A DESIGUALDADE COMO FATOR DE EXCLUSÃO NO PROCESSO DE ENSINO-APRENDIZAGEM

Profa Cláudia S. G. Barreto Bezerra

Docente da Universidade Federal de Goiás e mestranda em Psicologia do Desenvolvimento na Universidade Católica de Goiás/UCG. cbarreto@cepae.ufg.br.

Profa Mercedes Villa Cupolillo

Doutora em Psicologia pela Dundee University – Escócia, docente da UCG. E-mail: vernisage@zipmail..com.br.

Numa cultura que naturalizou a normalidade, as diferenças transformaram-se em conceito de desigualdade e o que não é igual não é reconhecido.

            Por vivermos em uma cultura em que prevalece o domínio da linguagem e da escrita como forma de poder, os que não alcançam essa competência perdem espaço e são excluídos dos processos considerados mais significativos da cultura.

            Compreende-se por aprendizagem um processo dinâmico de desenvolvimento de habilidades, atitudes, valores, que se dão permeados pelas relações sociais e culturais. Uma construção dialética que valoriza toda uma história de vivências adquiridas pelo sujeito e que gera transformações que vão do individual para o coletivo e vice-versa.

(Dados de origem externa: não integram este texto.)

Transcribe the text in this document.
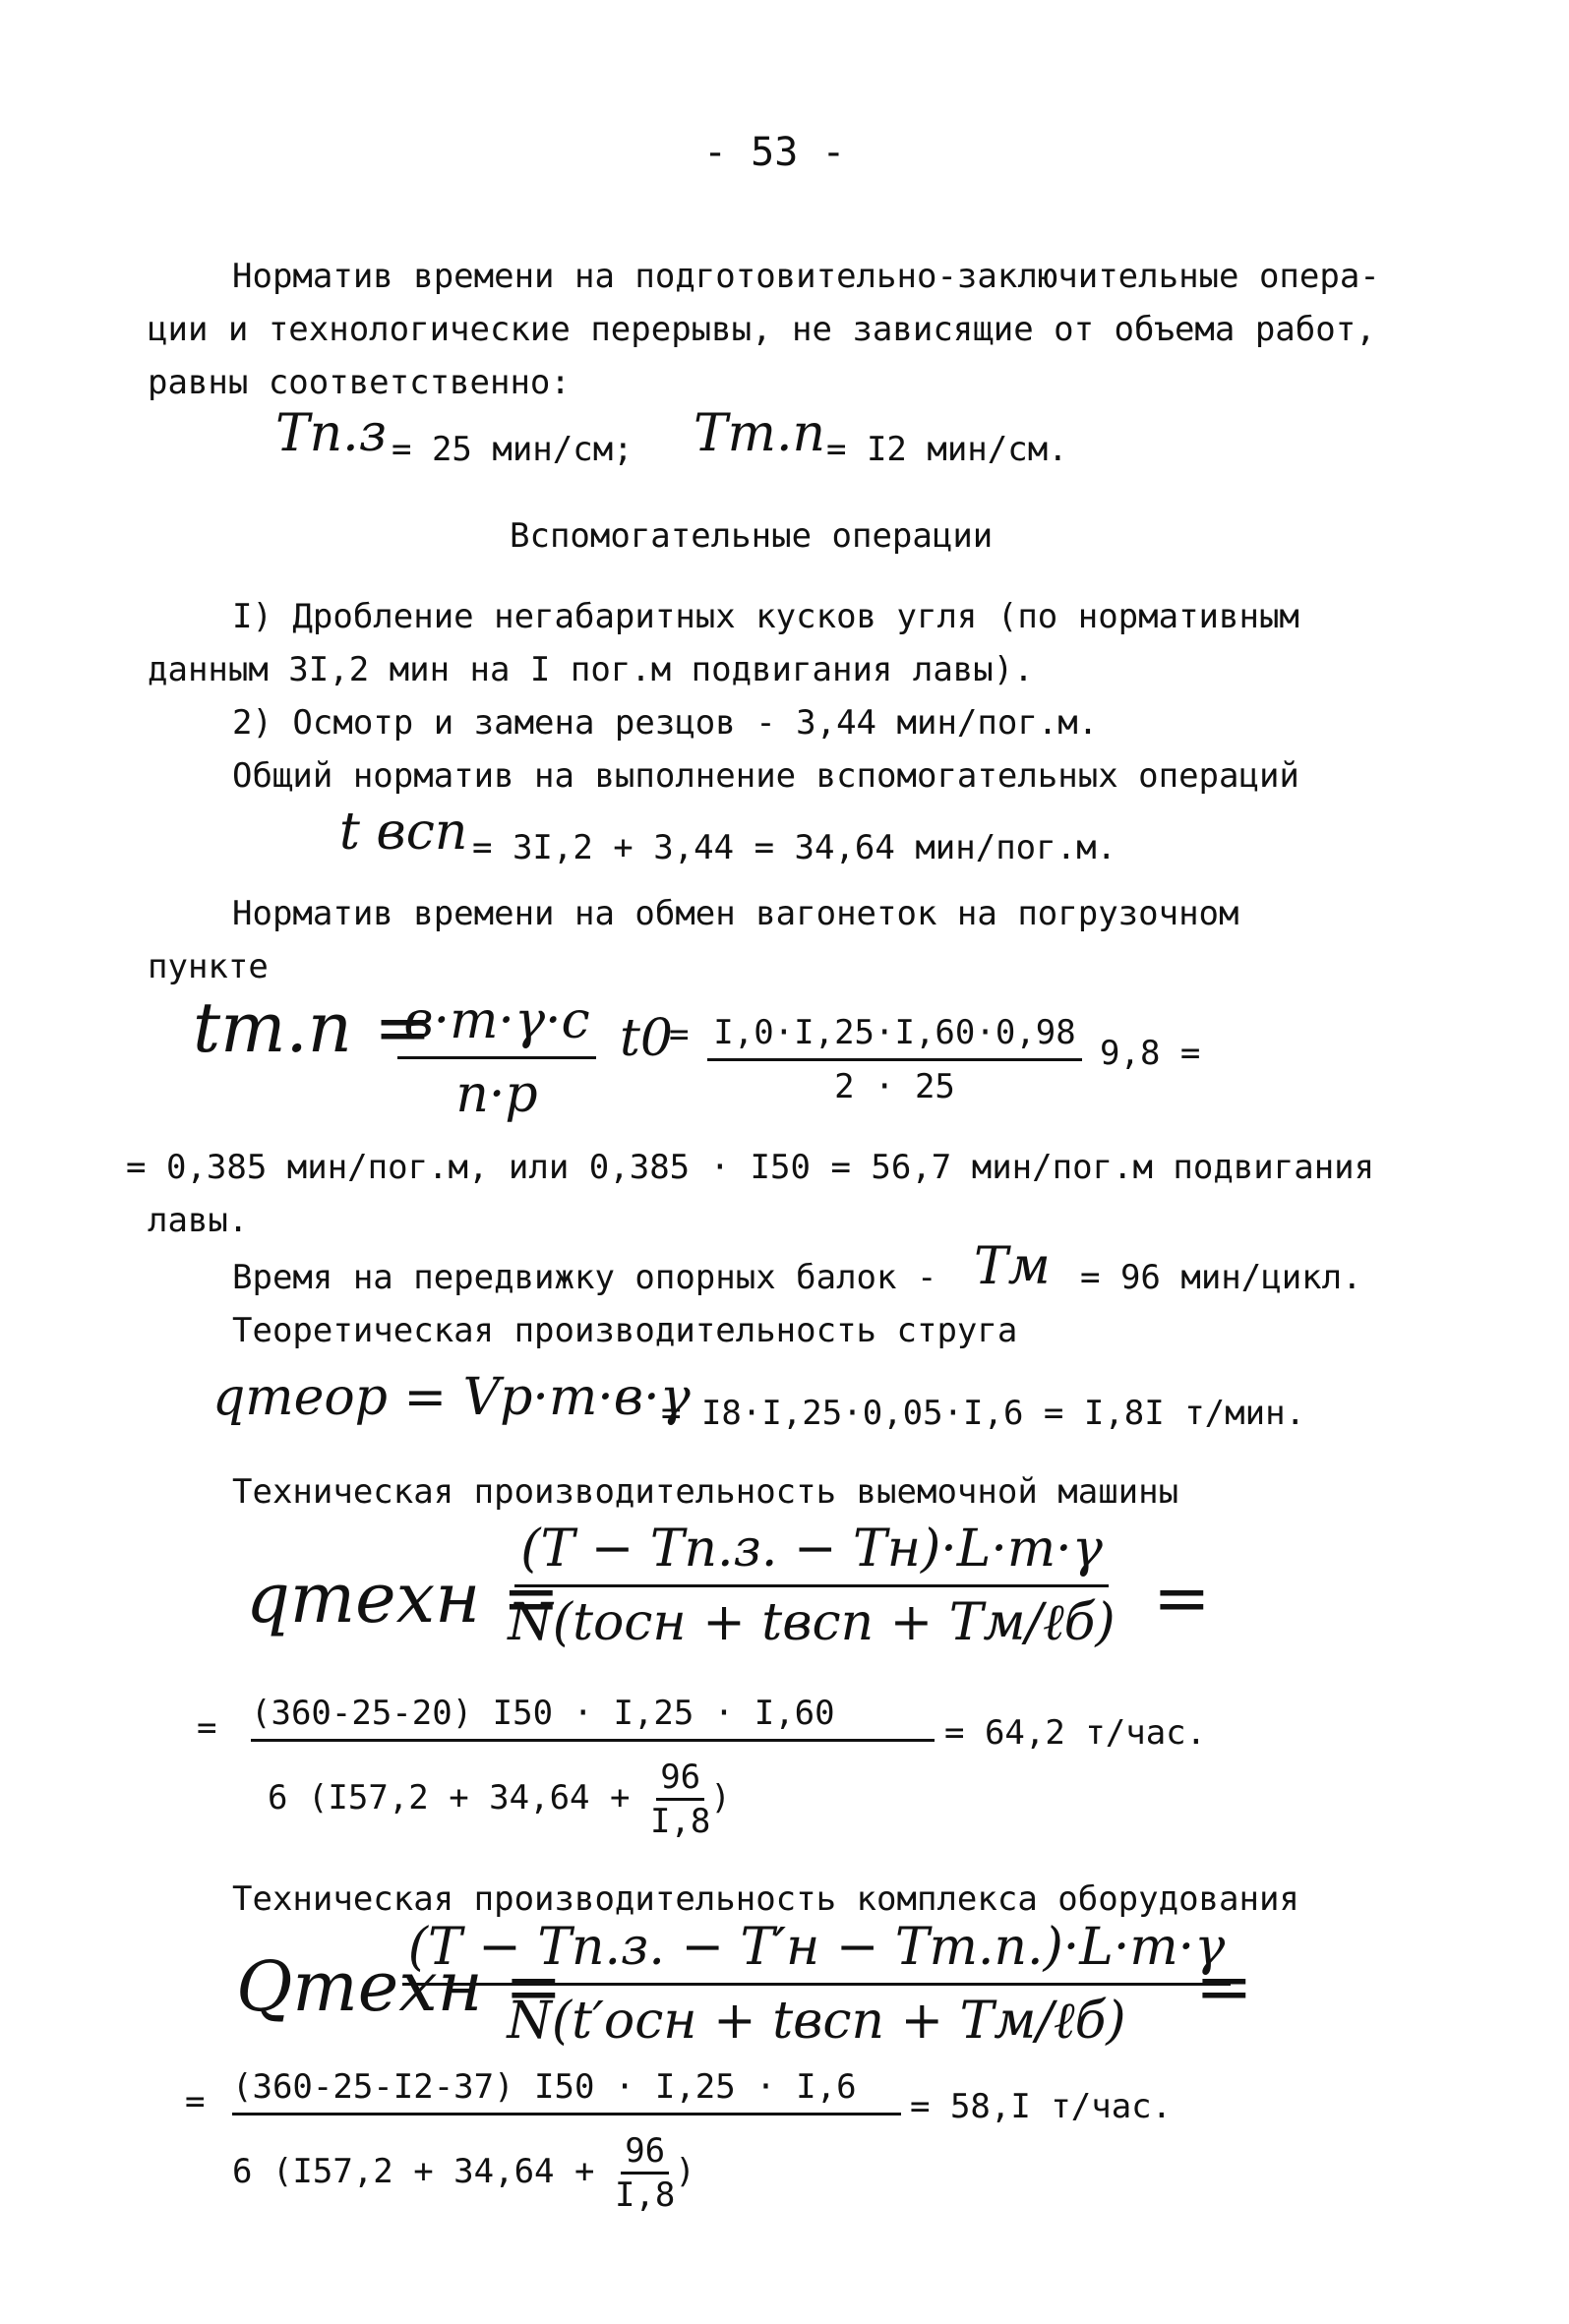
- 53 -
Норматив времени на подготовительно-заключительные опера-
ции и технологические перерывы, не зависящие от объема работ,
равны соответственно:
Tп.з = 25 мин/см; Tт.п = I2 мин/см.
Вспомогательные операции
I) Дробление негабаритных кусков угля (по нормативным
данным 3I,2 мин на I пог.м подвигания лавы).
2) Осмотр и замена резцов - 3,44 мин/пог.м.
Общий норматив на выполнение вспомогательных операций
t всп = 3I,2 + 3,44 = 34,64 мин/пог.м.
Норматив времени на обмен вагонеток на погрузочном
пункте
tт.п =
в·m·γ·c
n·p
t0
= $\frac{I,0\cdot I,25\cdot I,60\cdot 0,98}{2 \cdot 25} 9,8$ =
= 0,385 мин/пог.м, или 0,385 · I50 = 56,7 мин/пог.м подвигания
лавы.
Время на передвижку опорных балок - Tм = 96 мин/цикл.
Теоретическая производительность струга
qтеор = Vр·m·в·γ
= I8·I,25·0,05·I,6 = I,8I т/мин.
Техническая производительность выемочной машины
qтехн =
(T − Tп.з. − Tн)·L·m·γ
N(tосн + tвсп + Tм/ℓб) =
= (360-25-20) I50 · I,25 · I,60
6 ($I57,2 + 34,64 + \frac{96}{I,8}$ )
= 64,2 т/час.
Техническая производительность комплекса оборудования
Qтехн =
(T − Tп.з. − T′н − Tт.п.)·L·m·γ
N(t′осн + tвсп + Tм/ℓб) =
= (360-25-I2-37) I50 · I,25 · I,6
6 ($I57,2 + 34,64 + \frac{96}{I,8}$ )
= 58,I т/час.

            Para Vygotsky (2001) o aprendizado considera a interdependência dos indivíduos envolvidos, o que se pode deduzir por sua ênfase nos processos sócio-históricos. Ele coloca a aprendizagem como um processo que se diferencia dos fatores inatos, como, por exemplo, a capacidade de digestão a qual o indivíduo já nasce com ela. Diferencia-se também dos processos de maturação do organismo que são independentes da informação do ambiente, exemplo a maturação sexual.

O termo que ele utiliza para aprendizagem em russo é obuchenie que significa algo como processo de ensino-aprendizagem dando, assim, a noção de relação muito próxima entre aquele que aprende, aquele que ensina e a relação entre eles (OLIVEIRA, 1997).

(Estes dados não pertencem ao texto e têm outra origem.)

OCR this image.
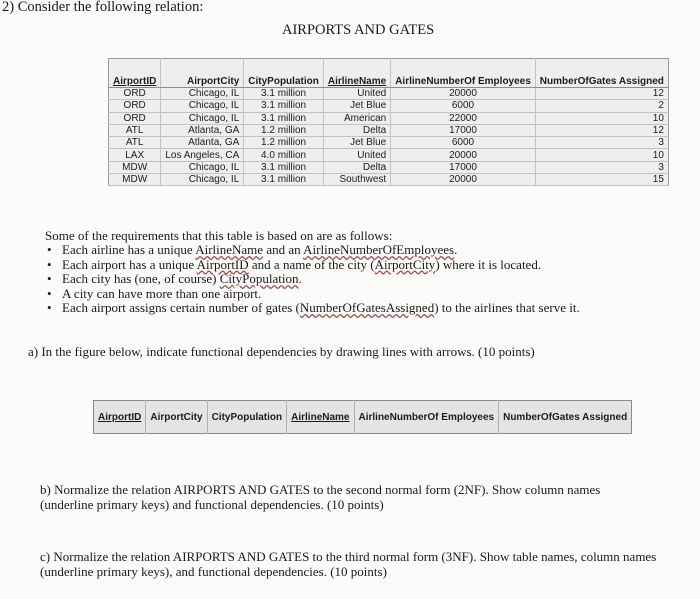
2) Consider the following relation:
AIRPORTS AND GATES
AirportID	AirportCity	CityPopulation	AirlineName	AirlineNumberOf Employees	NumberOfGates Assigned
ORD	Chicago, IL	3.1 million	United	20000	12
ORD	Chicago, IL	3.1 million	Jet Blue	6000	2
ORD	Chicago, IL	3.1 million	American	22000	10
ATL	Atlanta, GA	1.2 million	Delta	17000	12
ATL	Atlanta, GA	1.2 million	Jet Blue	6000	3
LAX	Los Angeles, CA	4.0 million	United	20000	10
MDW	Chicago, IL	3.1 million	Delta	17000	3
MDW	Chicago, IL	3.1 million	Southwest	20000	15
Some of the requirements that this table is based on are as follows:
• Each airline has a unique AirlineName and an AirlineNumberOfEmployees.
• Each airport has a unique AirportID and a name of the city (AirportCity) where it is located.
• Each city has (one, of course) CityPopulation.
• A city can have more than one airport.
• Each airport assigns certain number of gates (NumberOfGatesAssigned) to the airlines that serve it.
a) In the figure below, indicate functional dependencies by drawing lines with arrows. (10 points)
AirportID	AirportCity	CityPopulation	AirlineName	AirlineNumberOf Employees	NumberOfGates Assigned
b) Normalize the relation AIRPORTS AND GATES to the second normal form (2NF). Show column names (underline primary keys) and functional dependencies. (10 points)
c) Normalize the relation AIRPORTS AND GATES to the third normal form (3NF). Show table names, column names (underline primary keys), and functional dependencies. (10 points)
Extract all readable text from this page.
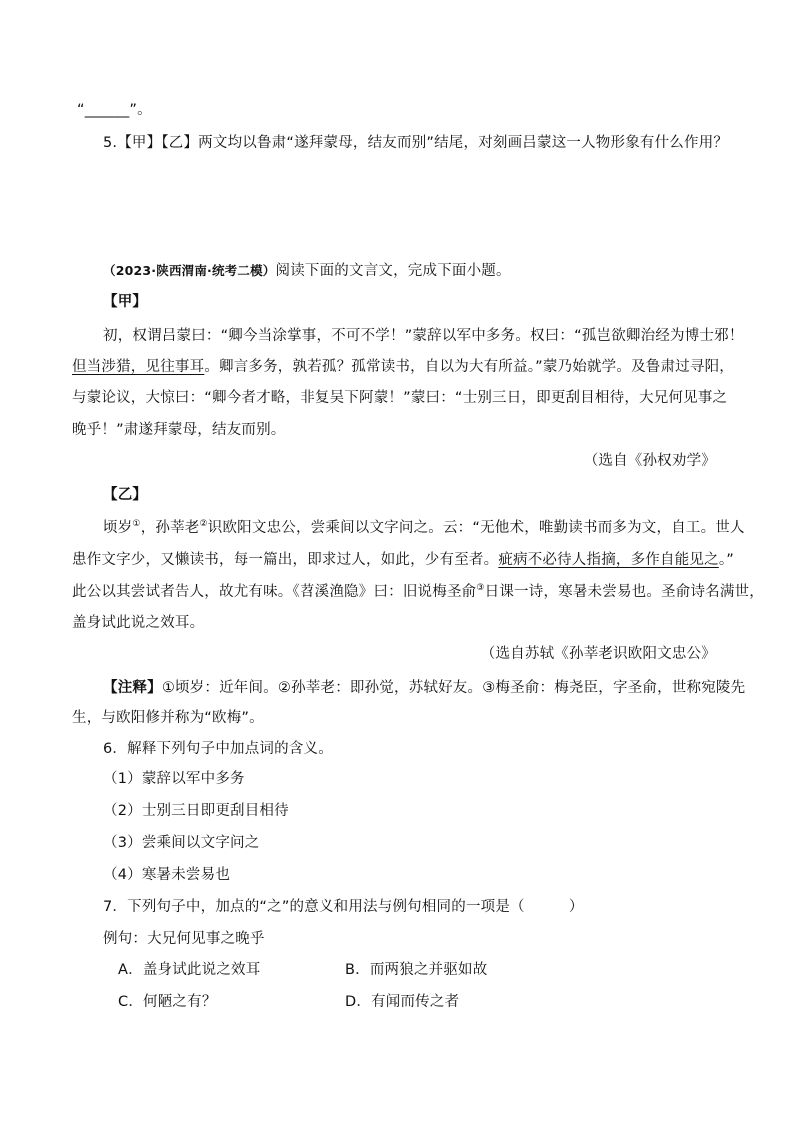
“______”。
5.【甲】【乙】两文均以鲁肃“遂拜蒙母，结友而别”结尾，对刻画吕蒙这一人物形象有什么作用？
（2023·陕西渭南·统考二模）阅读下面的文言文，完成下面小题。
【甲】
初，权谓吕蒙曰：“卿今当涂掌事，不可不学！”蒙辞以军中多务。权曰：“孤岂欲卿治经为博士邪！
但当涉猎，见往事耳。卿言多务，孰若孤？孤常读书，自以为大有所益。”蒙乃始就学。及鲁肃过寻阳，
与蒙论议，大惊曰：“卿今者才略，非复吴下阿蒙！”蒙曰：“士别三日，即更刮目相待，大兄何见事之
晚乎！”肃遂拜蒙母，结友而别。
（选自《孙权劝学》
【乙】
顷岁①，孙莘老②识欧阳文忠公，尝乘间以文字问之。云：“无他术，唯勤读书而多为文，自工。世人
患作文字少，又懒读书，每一篇出，即求过人，如此，少有至者。疵病不必待人指摘，多作自能见之。”
此公以其尝试者告人，故尤有味。《苕溪渔隐》曰：旧说梅圣俞③日课一诗，寒暑未尝易也。圣俞诗名满世，
盖身试此说之效耳。
（选自苏轼《孙莘老识欧阳文忠公》
【注释】①顷岁：近年间。②孙莘老：即孙觉，苏轼好友。③梅圣俞：梅尧臣，字圣俞，世称宛陵先
生，与欧阳修并称为“欧梅”。
6．解释下列句子中加点词的含义。
（1）蒙辞以军中多务
（2）士别三日即更刮目相待
（3）尝乘间以文字问之
（4）寒暑未尝易也
7．下列句子中，加点的“之”的意义和用法与例句相同的一项是（　　　）
例句：大兄何见事之晚乎
A．盖身试此说之效耳	B．而两狼之并驱如故
C．何陋之有？	D．有闻而传之者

Essa ênfase na relação do aprendizado confirma o caráter essencialmente social que a escola deve ter, um lugar de construção de saberes, de trocas de experiências, de diversidade, de respeito às diferentes formas de aprender. A sala de aula é um fenômeno complexo, onde está presente uma grande diversidade de culturas, classes sociais, sentimentos.

Um estudo de caso que faz parte da pesquisa intitulada A Constituição Subjetiva da Criança Frente ao Fracasso Escolar (BEZERRA, 2003) apresenta contribuições para essa reflexão ao considerar a íntima relação entre o movimento do aprender e a constituição subjetiva da criança em processo de escolarização. Qual o sentido de aprender para uma criança tida e tratada como fracassada na escola?

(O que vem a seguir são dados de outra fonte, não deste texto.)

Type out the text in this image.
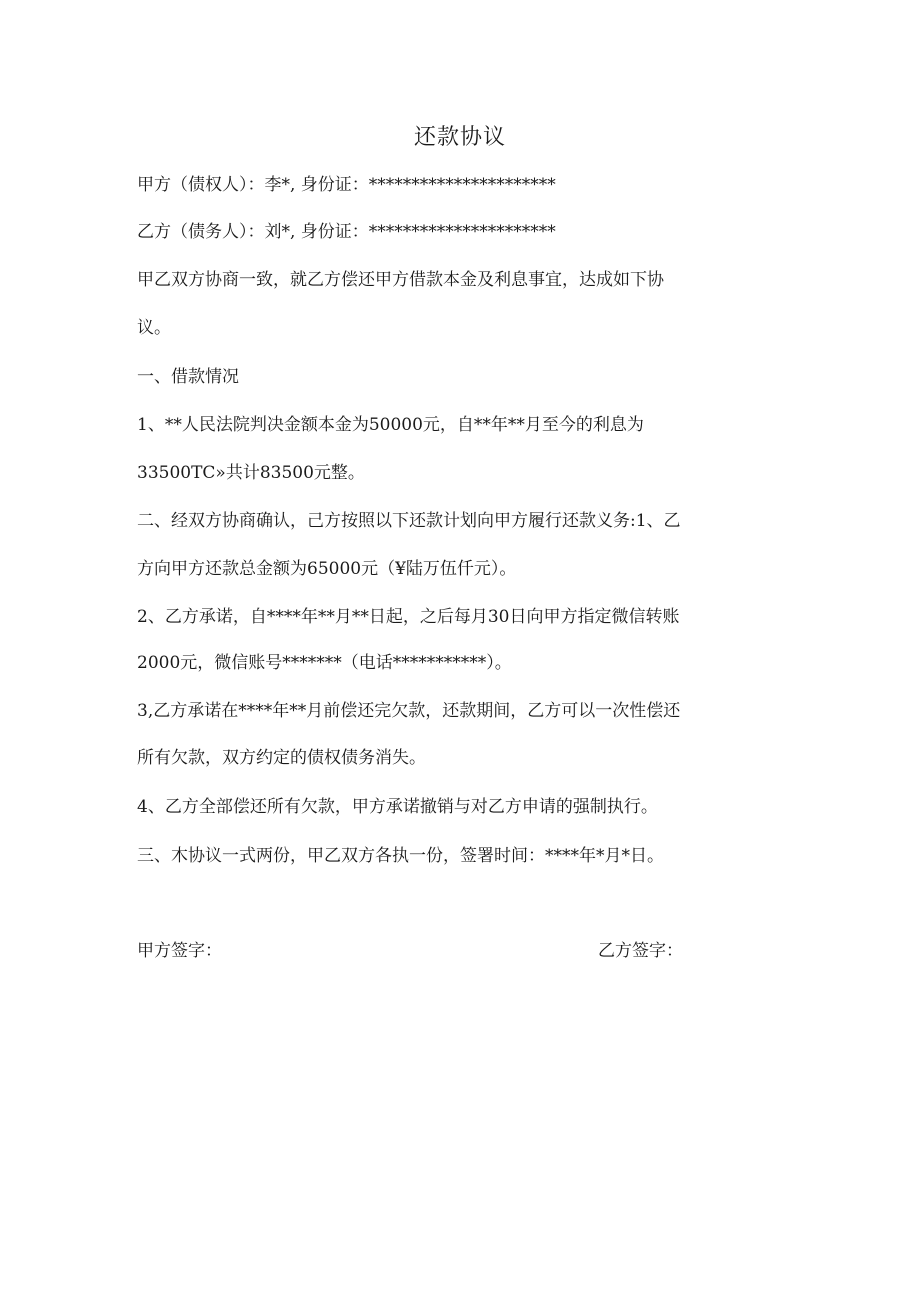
还款协议
甲方（债权人）：李*, 身份证：**********************
乙方（债务人）：刘*, 身份证：**********************
甲乙双方协商一致，就乙方偿还甲方借款本金及利息事宜，达成如下协
议。
一、借款情况
1、**人民法院判决金额本金为50000元，自**年**月至今的利息为
33500TC»共计83500元整。
二、经双方协商确认，己方按照以下还款计划向甲方履行还款义务:1、乙
方向甲方还款总金额为65000元（¥陆万伍仟元）。
2、乙方承诺，自****年**月**日起，之后每月30日向甲方指定微信转账
2000元，微信账号*******（电话***********）。
3,乙方承诺在****年**月前偿还完欠款，还款期间，乙方可以一次性偿还
所有欠款，双方约定的债权债务消失。
4、乙方全部偿还所有欠款，甲方承诺撤销与对乙方申请的强制执行。
三、木协议一式两份，甲乙双方各执一份，签署时间：****年*月*日。
甲方签字：	乙方签字：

“É ruim bombar (ficar reprovada) que os meninos ficam debochando da nossa cara. Os meninos ficam falando pra mim na hora do recreio bombona, bombona, bombona, bombona, bombona!”.

(Carla, 9 anos)

Carla expressa sentimentos diversos ao falar de seu aprendizado e de suas dificuldades na escola, ansiedade, nervosismo, vergonha, angústia. Ao mesmo tempo em que diz não se importar com isso se contradiz. Demonstra ser motivo de zombaria por parte dos colegas por ser aluna repetente. Esse contexto aponta para a importância do professor trabalhar com as diferentes formas de aprender, mostrar a complexidade que envolve esse processo que é singular para cada criança. Uma teia de significados que pode ser a chave de compreensão para muitas relações que se estabelecem no percurso do desenvolvimento da criança.

Uma outra questão evidenciada é o sentido de fracasso para a família de Carla. Eles sinalizam para ela que o que seu esforço não é suficiente e esta por sua vez não sabe mais como lidar com a situação. Ela não entende como se dá o processo, com muita inocência acusa as palavras por não conseguir ler e escrever:

“A gente quer aprender, mas eu acho que as palavras que não deixa.a gente aprender...”.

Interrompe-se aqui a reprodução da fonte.